Doch mit dem Einsatz der Informationstechnologien und mit dem technisch-ökonomischen Fortschrittsglauben  wird unterstellt, dass diese Auslegung von „Fortschritt“ massgebend für den Menschen in unseren Gesellschaften sei. Technisch-ökonomischer Fortschritt ist im Blick auf seine Ziele jedoch mehr als ambivalent. Dient dieser technisch-ökonomische Fortschritt wirklich einem gelingenden Leben?
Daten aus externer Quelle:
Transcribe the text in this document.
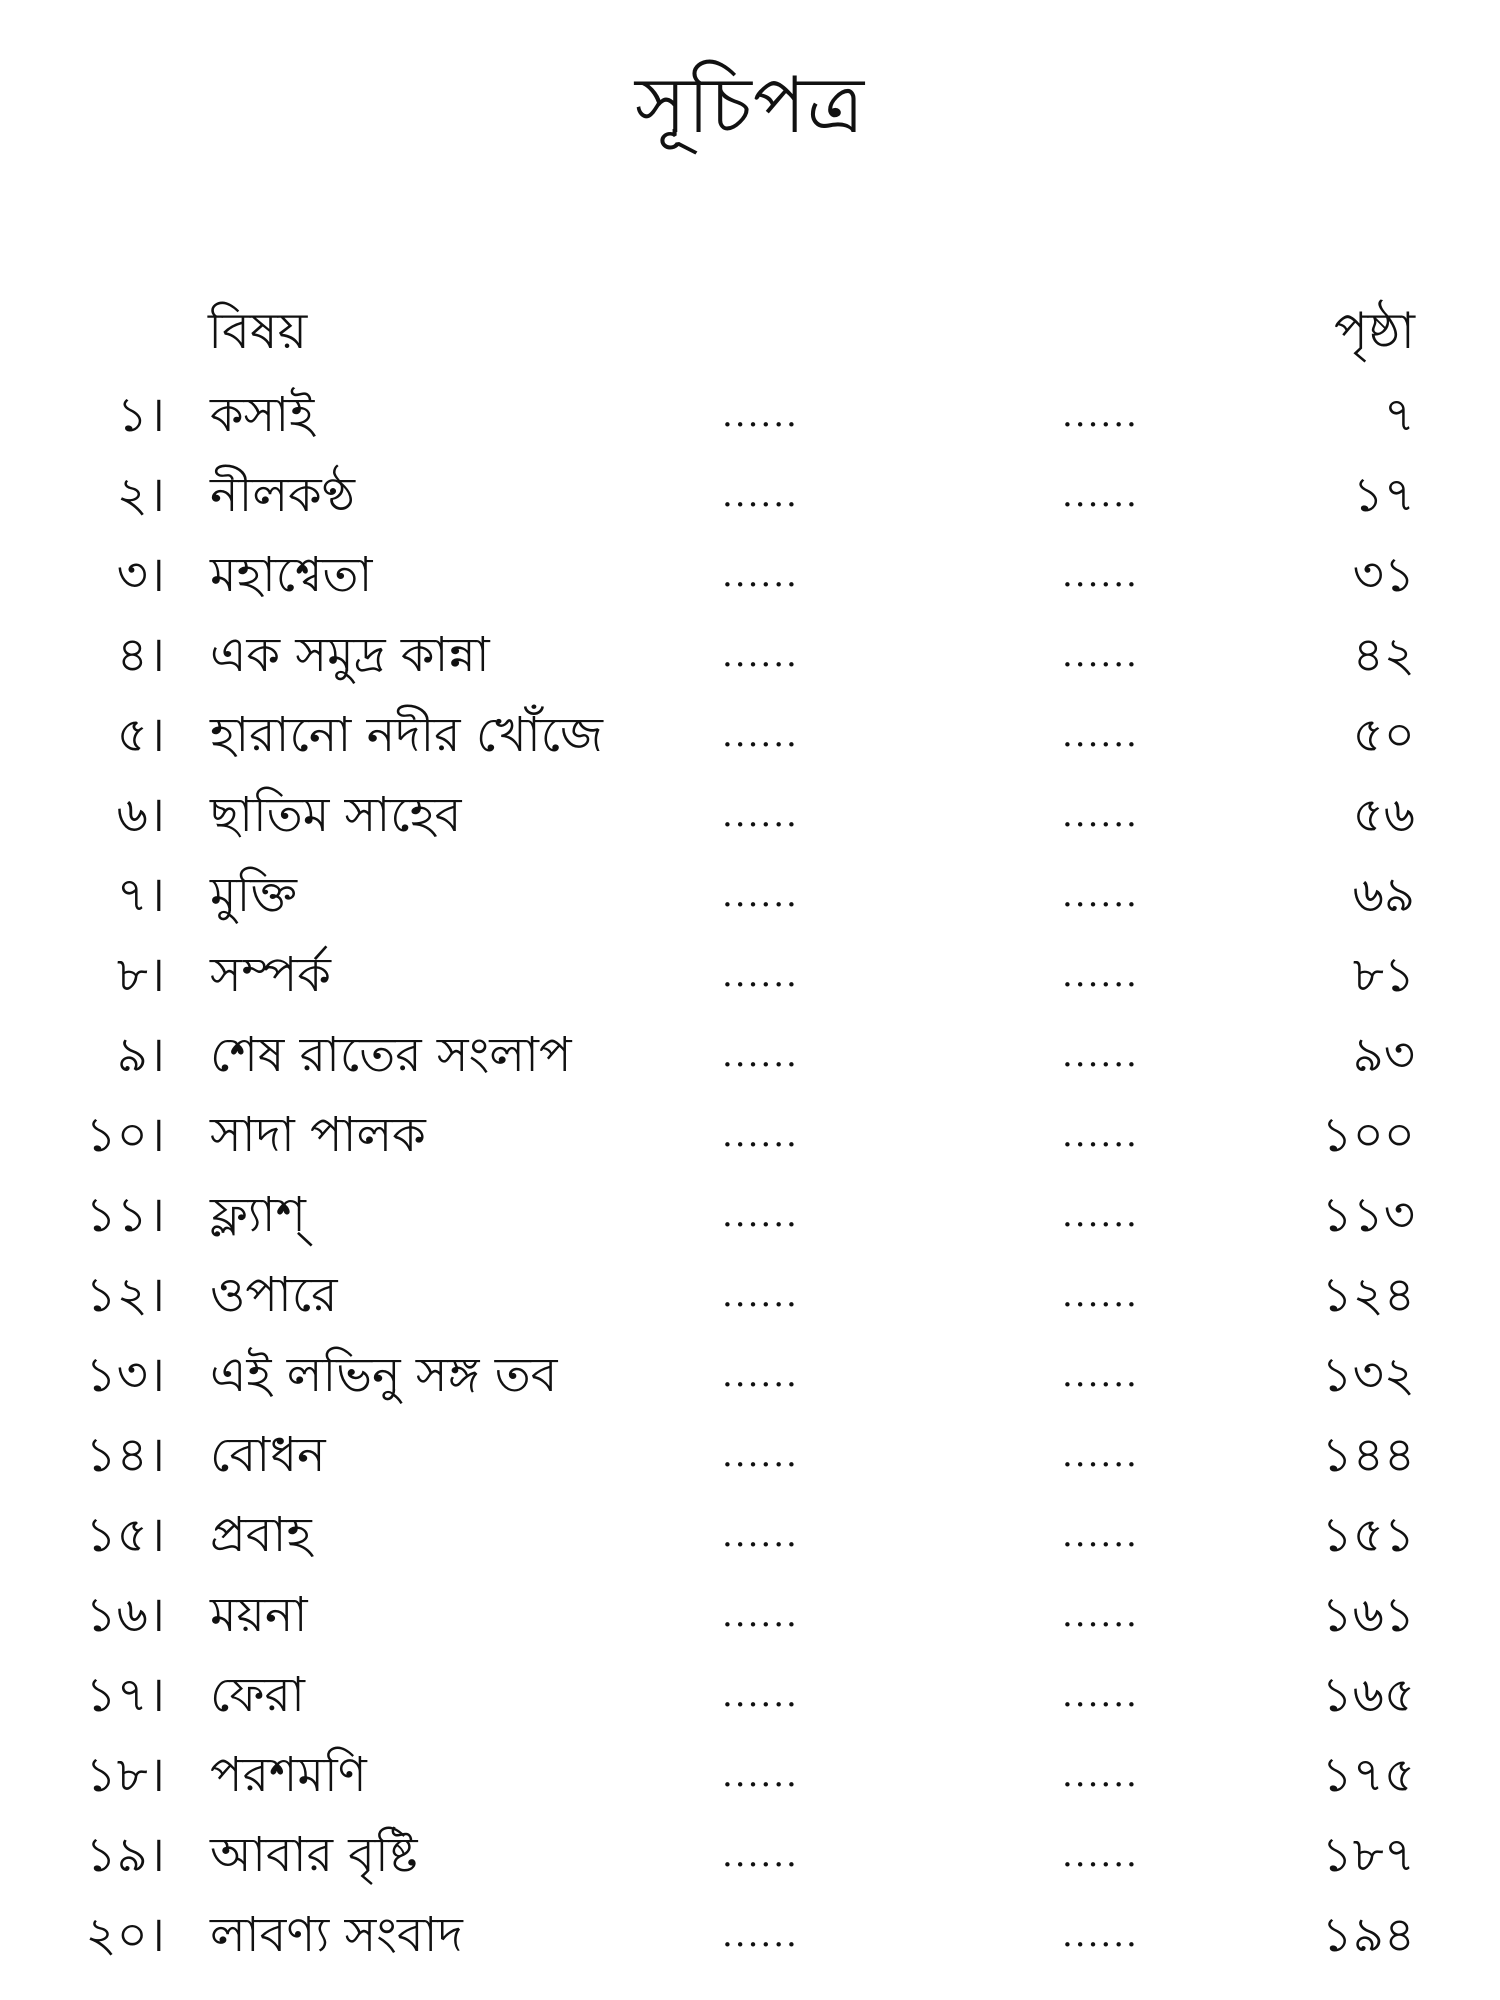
সূচিপত্র
বিষয়	পৃষ্ঠা
১। কসাই	......	......	৭
২। নীলকণ্ঠ	......	......	১৭
৩। মহাশ্বেতা	......	......	৩১
৪। এক সমুদ্র কান্না	......	......	৪২
৫। হারানো নদীর খোঁজে	......	......	৫০
৬। ছাতিম সাহেব	......	......	৫৬
৭। মুক্তি	......	......	৬৯
৮। সম্পর্ক	......	......	৮১
৯। শেষ রাতের সংলাপ	......	......	৯৩
১০। সাদা পালক	......	......	১০০
১১। ফ্ল্যাশ্	......	......	১১৩
১২। ওপারে	......	......	১২৪
১৩। এই লভিনু সঙ্গ তব	......	......	১৩২
১৪। বোধন	......	......	১৪৪
১৫। প্রবাহ	......	......	১৫১
১৬। ময়না	......	......	১৬১
১৭। ফেরা	......	......	১৬৫
১৮। পরশমণি	......	......	১৭৫
১৯। আবার বৃষ্টি	......	......	১৮৭
২০। লাবণ্য সংবাদ	......	......	১৯৪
Die Anwendung der Kategorien des anthropologischen Dreischritts hätte mindestens drei Fortschrittsbegriffe zu unterscheiden: Fortschritt im „Werk der Natur“ als Wachstum physischer Stärke im Horizont der menschlichen Leiblichkeit. Fortschritt im „Werk der Gesellschaft“ als technisch-ökonomischer Fortschritt im Horizont funktionierender Politik- und Sozialsysteme. Da ist es durchaus denkbar, dass beispielsweise eine formal-rechtlich funktionierende Demokratie dennoch als Gesamtsystem Zielen folgt, die Entfremdungsprozesse des Einzelnen beschleunigen und die vor allem mit ihren luxurierenden Lebensstilen in gar keiner Weise zukunftsfähig ist. Dies zu beurteilen kommt erst im dritten Fortschrittbegriff in den Blick. Fortschritt im „Werk seiner selbst“ ist das Fortschreiten im Sinne der Emporbildung des einzelnen Menschen. Dann erst macht der Einzelne die Erfahrung, dass wir nur um den Preis der Zerstörung der Lebensbedingungen auf dieser Erde fortfahren können wie bisher. Die Computerwelt dient in dieser Optik der Wahrnehmung dann möglicherweise keinen zukunftsfähigen Lebensstilen.

Wenn Fortschritt nur das Weitergehen in den alten Denkstilen von „Mehr“ und „Haben“ bedeutet, dann betreiben wir nur immer effizienter den kollektiven Exitus. Erst aus dem dritten Fortschrittsbegriff können wir uns aus dieser fatalen Spirale in den selbst verursachten Untergang herausdrehen. Es ist ein Fortschritt anzustreben, der die Frage

beantwortet, wie wir sinnvoll und darin zukunftsfähig auf dieser Erde leben können. Dieser dritte Fortschritt macht sich auf den Weg nach einer Ökologie als Wohnheilkunde. Grundbildung als ethisch legitimierte Bildung, die Nachhaltigkeit ermöglicht, wird dann zur Endzeitbildung, die es uns erlauben könnte, das heute jederzeit mögliche Zeitenende zu verhindern. Die fortschrittliche Vision einer solchen Endzeitbildung ist „Herzensbildung“, éducation sentimentale. Sie zielt auf moralische Sensibilität. Sie überwindet die krankmachenden und todbringenden Leidenschaften wie Masslosigkeit und Gier. Sie versteht sich auf Gabe und Gegengabe.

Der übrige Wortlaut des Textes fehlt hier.